OS FATOS NARRADOS NO FILME
PESSOAS REAIS E OS ARTISTAS QUE OS INTERPRETAM

“SPOTLIGHT” é o nome da equipe editorial do jornal “The Boston Globe”, responsável pelas reportagens especiais, do tipo em que os repórteres se debruçam meses, às vezes mais de um ano, sobre a investigação de um caso de forma confidencial.

O ponto de partida é a chegada de um novo editor, Martin Barton (Liev schreiber), que instiga o editor da seção “Spotlight” do jornal, Walter Robinson (Michael Keaton) responsável pelas reportagens mais profundas, a investigar as acusações de abuso sexual contra alguns padres.

Robinson e sua equipe - composta pelos repórteres Michael Rezendes (Mark Ruffalo), Sacha Pfeiffer (Rachel McAdams) e Matt Carroll (Brian d'Arcy James) – começam a puxar o fio, e descobrem não apenas que há uma história de abusos sistêmicos como que o próprio “Globe”, o jornal mais importante da cidade, foi negligente diversas vezes no passado recente, quando as primeiras acusações e acordos vieram à tona. Estes renderam, no máximo, uma pequena matéria, sem qualquer sequência.

ELENCO DO FILME - DA ESQUERDA PARA A DIREITA
MICHAEL KEATON, LIEV SCHREIBER, MARK RUFFALO, RACHEL McADAMS, JOHN SLATERRY, BRIAN D'ARCY JAMES

   Há um quê de idealismo e responsabilidade moral que pautam esses repórteres. Eles sabem que estão diante de algo grande e importante, que se revela ainda maior na medida que avançam nas investigações. 

   O filme acompanha todo o processo jornalístico, mostrando uma série de obstáculos na concretização da matéria sem nunca transformar jornalistas em heróis.  Para começar, há as negociações internas do jornal, seja com o editor-chefe (John Slattery) ou com os outros colegas.  Eles se vêem também diante do dilema de enfrentar alguns dos integrantes mais influentes da sociedade. Em uma cidade com domínio católico evidente, lidar com a Igreja é um enorme desafio. Eles o fazem na Justiça para ter acesso aos documentos confidenciais e entre os apoiadores do jornal que são ligados à Santa Sé de alguma forma.

Os repórteres logo percebem que a Igreja Católica sabia dos delitos e orquestrava um complexo sistema para abafar os ocorridos. Essa rotina foi estabelecida nos anos 1970 e continuava até a virada para o terceiro milênio.

Só depois de um árduo trabalho de pesquisas e de compilação das mesmas num artigo final onde se tinha a certeza de que tudo o que é relatado é verídico,  é que o diário “The Boston Globe” publica uma matéria completa e profunda que se constituiu num furo jornalístico merecedor do prêmio Pulitzer de 2003.

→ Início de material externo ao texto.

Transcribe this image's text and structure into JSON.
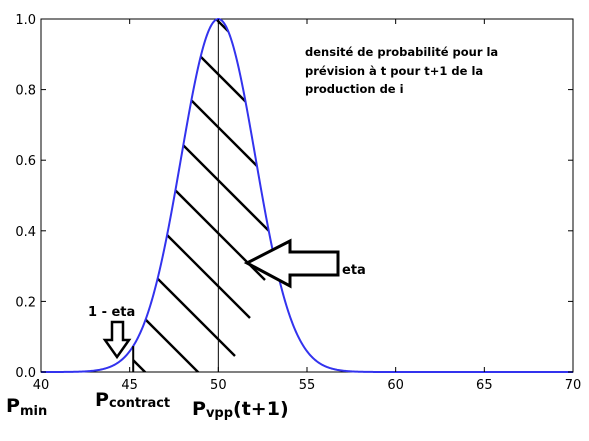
{
  "chart_data": {
    "type": "line",
    "title": "",
    "xlabel": "",
    "ylabel": "",
    "xlim": [
      40,
      70
    ],
    "ylim": [
      0.0,
      1.0
    ],
    "grid": false,
    "x_ticks": [
      "40",
      "45",
      "50",
      "55",
      "60",
      "65",
      "70"
    ],
    "y_ticks": [
      "0.0",
      "0.2",
      "0.4",
      "0.6",
      "0.8",
      "1.0"
    ],
    "series": [
      {
        "color": "#3333ee",
        "style": "gaussian curve",
        "mean": 50,
        "std": 2.1,
        "x": [
          40,
          41,
          42,
          43,
          44,
          45,
          46,
          47,
          48,
          49,
          50,
          51,
          52,
          53,
          54,
          55,
          56,
          57,
          58,
          59,
          60,
          70
        ],
        "y": [
          0.0,
          0.0,
          0.0,
          0.0,
          0.02,
          0.06,
          0.16,
          0.36,
          0.64,
          0.89,
          1.0,
          0.89,
          0.64,
          0.36,
          0.16,
          0.06,
          0.02,
          0.0,
          0.0,
          0.0,
          0.0,
          0.0
        ]
      }
    ],
    "vertical_lines": [
      {
        "x": 45.2,
        "name": "Pcontract"
      },
      {
        "x": 50,
        "name": "Pvpp(t+1)"
      }
    ],
    "hatched_region": {
      "from": 45.2,
      "to": 70,
      "label": "eta"
    },
    "annotations": {
      "description": [
        "densité de probabilité pour la",
        "prévision à t pour t+1 de la",
        "production de i"
      ],
      "eta": "eta",
      "one_minus_eta": "1 - eta",
      "p_min_main": "P",
      "p_min_sub": "min",
      "p_contract_main": "P",
      "p_contract_sub": "contract",
      "p_vpp_main": "P",
      "p_vpp_sub": "vpp",
      "p_vpp_suffix": "(t+1)"
    }
  }
}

Pablo Villaça em sua crítica ao filme publicada em “Cinema em Casa” em 30-12-2015, diz:

“Spotligh” deveria ser exibido em todas as faculdades de jornalismo, para que os alunos aprendessem como bons profissionais devem se comportar, e nas redações dos grandes jornais e portais para que seus integrantes se envergonhassem do nível lamentável ao qual chegaram.”


Encerramos essa matéria com a apresentação de Lady Gaga cantando a música "Til It Happens To You", que estava indicada ao Oscar de melhor canção original.

Por que?
Porque a canção liga-se a uma campanha contra a violência sexual nos Estados Unidos. E o que “Spotligh – Segredos revelados” denuncia nada mais foi do que a violência sexual cometida por sacerdotes contra crianças e adolescentes indefesos.

A cantora foi chamada ao palco por ninguém menos que o vice-presidente dos Estados Unidos.

Antes da apresentação, Joe Biden falou sobre a campanha "It's On Us" ("Depende de Nós" em tradução livre) que busca acabar com a violência sexual na América.


"Til It Happens To You" ("Até Que Aconteça Com Você") foi escrita por Gaga e Diane Warren para o documentário "The Hunting Ground", sobre estupros acontecidos nas universidades dos EUA.

     Na parte final da música, dezenas de vítimas de abuso sexual subiram ao palco em um dos momentos mais emocionantes de toda a cerimônia.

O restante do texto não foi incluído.